Un nouveau coup dur. La Cour d'appel d'Alger a requis une peine de 10 ans de prison ferme contre l'écrivain Boualem Sansal ce mardi 24 juin. Cette annonce intervient deux mois après sa condamnation en première instance à cinq ans de prison ferme et à une amende de 500.000 dinars (environ 3.500 euros), pour atteinte à l'intégrité du territoire national algérien.
L'écrivain franco-algérien de 80 ans a appris cette réquisition après un procès expéditif de moins de 15 minutes. Le Parquet «réclame 10 ans de prison et un million de dinars d'amende (6.600 euros)», a expliqué le procureur général de la Cour d'appel, qui rendra son verdict mardi 1er juillet.
Incarcéré depuis novembre 2024, l'intellectuel de 80 ans est poursuivi pour des propos tenus en octobre dernier auprès du média français Frontières, réputé d'extrême droite, où il a repris la position selon laquelle la colonisation française aurait amputé le Maroc de territoires annexés par l'Algérie.
Le premier procès, qui s'était tenu sans annonce préalable, avait surpris par la requalification des faits décidée par le juge d'instruction, conduisant l'accusé à comparaître devant un tribunal correctionnel plutôt qu'une cour criminelle. En outre, l'audience avait été également très brève, une vingtaine de minutes selon le journal arabophone Chorrouk présent sur place.

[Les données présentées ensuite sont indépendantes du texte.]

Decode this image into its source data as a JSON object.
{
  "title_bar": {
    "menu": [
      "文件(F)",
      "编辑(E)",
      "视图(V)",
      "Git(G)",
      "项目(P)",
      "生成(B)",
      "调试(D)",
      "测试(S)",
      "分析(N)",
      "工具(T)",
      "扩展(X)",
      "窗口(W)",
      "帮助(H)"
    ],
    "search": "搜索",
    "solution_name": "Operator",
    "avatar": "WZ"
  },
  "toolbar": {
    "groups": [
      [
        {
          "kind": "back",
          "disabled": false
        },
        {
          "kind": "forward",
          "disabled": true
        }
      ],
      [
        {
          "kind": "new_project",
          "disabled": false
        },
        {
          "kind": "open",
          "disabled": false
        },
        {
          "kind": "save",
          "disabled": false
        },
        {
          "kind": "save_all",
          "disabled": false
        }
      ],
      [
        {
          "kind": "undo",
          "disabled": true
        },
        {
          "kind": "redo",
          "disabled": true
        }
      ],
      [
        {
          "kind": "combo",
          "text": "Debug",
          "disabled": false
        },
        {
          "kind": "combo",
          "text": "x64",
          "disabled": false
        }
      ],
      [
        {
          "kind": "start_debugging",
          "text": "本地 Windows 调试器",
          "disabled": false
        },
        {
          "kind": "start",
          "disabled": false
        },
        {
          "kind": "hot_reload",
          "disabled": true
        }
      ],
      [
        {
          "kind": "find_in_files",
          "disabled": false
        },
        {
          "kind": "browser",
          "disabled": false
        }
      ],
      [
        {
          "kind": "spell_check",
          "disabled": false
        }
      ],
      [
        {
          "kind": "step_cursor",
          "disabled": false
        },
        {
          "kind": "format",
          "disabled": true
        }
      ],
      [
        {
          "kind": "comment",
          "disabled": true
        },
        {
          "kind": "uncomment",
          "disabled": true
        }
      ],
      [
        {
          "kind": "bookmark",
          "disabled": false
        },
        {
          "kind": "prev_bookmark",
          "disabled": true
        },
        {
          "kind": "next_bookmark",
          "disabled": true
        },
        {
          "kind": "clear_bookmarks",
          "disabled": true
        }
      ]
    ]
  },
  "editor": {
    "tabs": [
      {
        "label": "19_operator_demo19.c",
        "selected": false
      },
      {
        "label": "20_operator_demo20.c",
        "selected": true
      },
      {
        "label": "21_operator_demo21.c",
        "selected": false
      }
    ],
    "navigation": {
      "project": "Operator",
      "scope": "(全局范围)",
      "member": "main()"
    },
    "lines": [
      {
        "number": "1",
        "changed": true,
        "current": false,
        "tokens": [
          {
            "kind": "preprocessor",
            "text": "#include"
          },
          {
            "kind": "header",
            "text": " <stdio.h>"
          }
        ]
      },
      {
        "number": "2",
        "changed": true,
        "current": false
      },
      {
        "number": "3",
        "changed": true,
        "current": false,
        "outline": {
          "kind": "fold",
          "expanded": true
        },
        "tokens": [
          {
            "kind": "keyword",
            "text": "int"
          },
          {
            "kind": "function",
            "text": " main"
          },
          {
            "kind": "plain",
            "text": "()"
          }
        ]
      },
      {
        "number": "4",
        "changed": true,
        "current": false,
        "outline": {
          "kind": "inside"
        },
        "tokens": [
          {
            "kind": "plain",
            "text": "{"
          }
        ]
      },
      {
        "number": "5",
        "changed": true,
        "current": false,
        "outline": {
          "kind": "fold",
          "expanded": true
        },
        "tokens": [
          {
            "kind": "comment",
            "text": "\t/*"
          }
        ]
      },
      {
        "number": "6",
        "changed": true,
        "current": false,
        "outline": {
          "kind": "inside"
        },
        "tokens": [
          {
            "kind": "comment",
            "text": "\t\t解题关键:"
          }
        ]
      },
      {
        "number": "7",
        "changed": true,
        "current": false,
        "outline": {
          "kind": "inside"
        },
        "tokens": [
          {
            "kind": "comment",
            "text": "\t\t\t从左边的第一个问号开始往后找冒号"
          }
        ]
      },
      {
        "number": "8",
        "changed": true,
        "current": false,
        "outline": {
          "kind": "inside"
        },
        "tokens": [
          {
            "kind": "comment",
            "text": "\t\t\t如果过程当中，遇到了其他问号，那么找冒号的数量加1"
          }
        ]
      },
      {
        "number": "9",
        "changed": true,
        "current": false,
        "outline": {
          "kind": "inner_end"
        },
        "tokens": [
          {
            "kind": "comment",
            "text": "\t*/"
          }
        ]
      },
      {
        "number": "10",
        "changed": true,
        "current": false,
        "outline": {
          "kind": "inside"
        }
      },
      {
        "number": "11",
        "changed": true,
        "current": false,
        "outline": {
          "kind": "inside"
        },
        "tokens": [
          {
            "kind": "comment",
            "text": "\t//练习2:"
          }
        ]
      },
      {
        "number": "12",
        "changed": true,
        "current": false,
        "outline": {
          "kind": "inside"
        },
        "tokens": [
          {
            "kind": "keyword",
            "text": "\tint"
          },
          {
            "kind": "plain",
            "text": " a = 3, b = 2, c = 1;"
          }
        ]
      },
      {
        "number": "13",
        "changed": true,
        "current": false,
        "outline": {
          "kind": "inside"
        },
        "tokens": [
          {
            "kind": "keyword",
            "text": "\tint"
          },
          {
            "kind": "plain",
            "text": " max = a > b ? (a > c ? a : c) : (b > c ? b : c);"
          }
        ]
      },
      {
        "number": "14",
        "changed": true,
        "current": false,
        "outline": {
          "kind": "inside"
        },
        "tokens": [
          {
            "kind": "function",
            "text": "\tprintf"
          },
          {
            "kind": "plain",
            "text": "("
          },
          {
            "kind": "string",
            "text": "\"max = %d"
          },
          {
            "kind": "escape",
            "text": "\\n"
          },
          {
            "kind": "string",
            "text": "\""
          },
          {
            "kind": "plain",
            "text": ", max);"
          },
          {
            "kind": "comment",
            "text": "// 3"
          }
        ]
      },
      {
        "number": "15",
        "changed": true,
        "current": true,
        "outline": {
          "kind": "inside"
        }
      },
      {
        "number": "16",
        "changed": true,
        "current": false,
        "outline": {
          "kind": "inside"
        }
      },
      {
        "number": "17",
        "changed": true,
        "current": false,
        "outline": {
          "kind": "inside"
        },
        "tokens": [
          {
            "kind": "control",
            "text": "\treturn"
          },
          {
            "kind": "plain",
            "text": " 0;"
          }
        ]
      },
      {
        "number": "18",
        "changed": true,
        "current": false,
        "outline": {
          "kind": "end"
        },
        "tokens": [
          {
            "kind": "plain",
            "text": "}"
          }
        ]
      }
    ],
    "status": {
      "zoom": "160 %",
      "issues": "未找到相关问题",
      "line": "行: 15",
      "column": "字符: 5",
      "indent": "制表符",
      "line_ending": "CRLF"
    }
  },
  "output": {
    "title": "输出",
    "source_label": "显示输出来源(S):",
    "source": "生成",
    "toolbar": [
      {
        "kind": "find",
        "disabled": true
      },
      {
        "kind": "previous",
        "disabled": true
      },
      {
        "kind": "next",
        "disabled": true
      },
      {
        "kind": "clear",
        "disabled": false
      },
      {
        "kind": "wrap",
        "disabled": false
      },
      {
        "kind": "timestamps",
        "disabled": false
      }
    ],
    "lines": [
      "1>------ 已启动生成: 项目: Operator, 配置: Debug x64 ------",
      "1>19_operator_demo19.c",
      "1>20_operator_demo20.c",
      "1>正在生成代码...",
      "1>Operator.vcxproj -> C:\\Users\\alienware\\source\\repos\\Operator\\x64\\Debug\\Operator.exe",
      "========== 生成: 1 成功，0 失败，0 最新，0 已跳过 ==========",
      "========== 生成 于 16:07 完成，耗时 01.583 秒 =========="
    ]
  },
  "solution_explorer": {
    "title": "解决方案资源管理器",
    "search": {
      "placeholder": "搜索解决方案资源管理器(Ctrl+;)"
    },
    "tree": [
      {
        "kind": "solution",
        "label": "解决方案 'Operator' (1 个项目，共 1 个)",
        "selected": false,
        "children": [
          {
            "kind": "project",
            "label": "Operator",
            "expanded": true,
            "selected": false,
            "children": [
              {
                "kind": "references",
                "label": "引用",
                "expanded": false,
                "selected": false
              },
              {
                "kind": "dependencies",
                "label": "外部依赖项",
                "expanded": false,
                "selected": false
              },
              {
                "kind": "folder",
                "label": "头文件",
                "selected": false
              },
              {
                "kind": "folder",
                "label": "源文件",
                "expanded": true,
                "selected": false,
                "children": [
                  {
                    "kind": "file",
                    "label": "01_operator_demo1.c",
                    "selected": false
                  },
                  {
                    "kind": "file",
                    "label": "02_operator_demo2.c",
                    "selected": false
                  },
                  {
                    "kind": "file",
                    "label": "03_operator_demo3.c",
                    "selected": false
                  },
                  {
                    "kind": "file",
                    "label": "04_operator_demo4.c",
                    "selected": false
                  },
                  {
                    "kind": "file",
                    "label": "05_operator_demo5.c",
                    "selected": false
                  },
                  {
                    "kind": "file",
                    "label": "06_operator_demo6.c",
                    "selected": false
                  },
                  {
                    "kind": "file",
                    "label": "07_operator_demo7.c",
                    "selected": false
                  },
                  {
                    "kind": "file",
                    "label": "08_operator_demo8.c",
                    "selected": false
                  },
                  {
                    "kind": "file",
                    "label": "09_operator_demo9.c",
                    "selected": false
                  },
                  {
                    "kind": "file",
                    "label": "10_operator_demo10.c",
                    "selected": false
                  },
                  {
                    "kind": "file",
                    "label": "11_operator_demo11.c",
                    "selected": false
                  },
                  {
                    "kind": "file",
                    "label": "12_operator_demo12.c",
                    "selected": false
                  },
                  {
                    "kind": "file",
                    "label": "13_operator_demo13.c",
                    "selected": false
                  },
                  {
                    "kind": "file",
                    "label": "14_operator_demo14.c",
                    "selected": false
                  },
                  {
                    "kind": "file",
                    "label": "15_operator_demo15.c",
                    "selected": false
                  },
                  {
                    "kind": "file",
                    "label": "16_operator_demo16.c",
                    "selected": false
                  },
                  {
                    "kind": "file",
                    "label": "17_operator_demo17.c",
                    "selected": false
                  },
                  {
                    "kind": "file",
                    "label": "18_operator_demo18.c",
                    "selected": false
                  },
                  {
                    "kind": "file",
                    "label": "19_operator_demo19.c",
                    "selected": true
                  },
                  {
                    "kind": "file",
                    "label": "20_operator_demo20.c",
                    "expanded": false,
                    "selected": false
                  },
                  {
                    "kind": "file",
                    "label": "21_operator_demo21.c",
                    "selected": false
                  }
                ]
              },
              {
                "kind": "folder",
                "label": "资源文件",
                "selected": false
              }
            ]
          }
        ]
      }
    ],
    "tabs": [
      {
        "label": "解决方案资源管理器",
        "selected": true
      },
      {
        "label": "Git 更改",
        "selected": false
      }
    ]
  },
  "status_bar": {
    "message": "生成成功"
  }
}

Boualem Sansal, atteint d'un cancer de la prostate, nie l'ensemble des accusations, notamment celles d'«atteinte à l'unité nationale, outrage à corps constitué, pratiques de nature à nuire à l'économie nationale et détention de vidéos et de publications menaçant la sécurité et la stabilité du pays».
La France plaide la clémence
«Une détention cruelle, vingt minutes d'audience, une défense inexistante, et au final, cinq ans de prison pour un écrivain innocent : une sentence qui trahit le sens même du mot justice. Son âge et son état de santé rendent chaque jour d'incarcération plus inhumain encore. J'en appelle au président algérien : la justice a failli, qu'au moins l'humanité prévale», avait dénoncé son avocat François Zimeray.
Cette affaire a suscité une vague de solidarité nationale, dans un contexte de crise diplomatique inédite avec l'État algérien, marquée par des expulsions mutuelles de fonctionnaires, le rappel des ambassadeurs respectifs et les restrictions aux détenteurs de visas diplomatiques.
Les relations entre les deux nations se sont fortement dégradées depuis que le président Emmanuel Macron a reconnu un plan d'autonomie sous souveraineté marocaine pour le Sahara occidental – un territoire dont le statut reste indéfini selon l'ONU – en juillet dernier.
Le ministre français des Affaires étrangères, Jean-Noël Barrot, a exprimé son inquiétude concernant l'état de santé de Boualem Sansal, rappelant que Paris espérait toujours un «geste d’humanité» de la part des autorités algériennes. «Je suis très préoccupé par son état de santé. C'est un homme qui est âgé et qui est fragilisé», a-t-il souligné à l'antenne de la radio France Inter en mai dernier.
À ce jour, les nombreuses demandes de libération ou de grâce présidentielle, y compris celles émises par au chef d'État français, sont restées sans réponse du gouvernement algérien.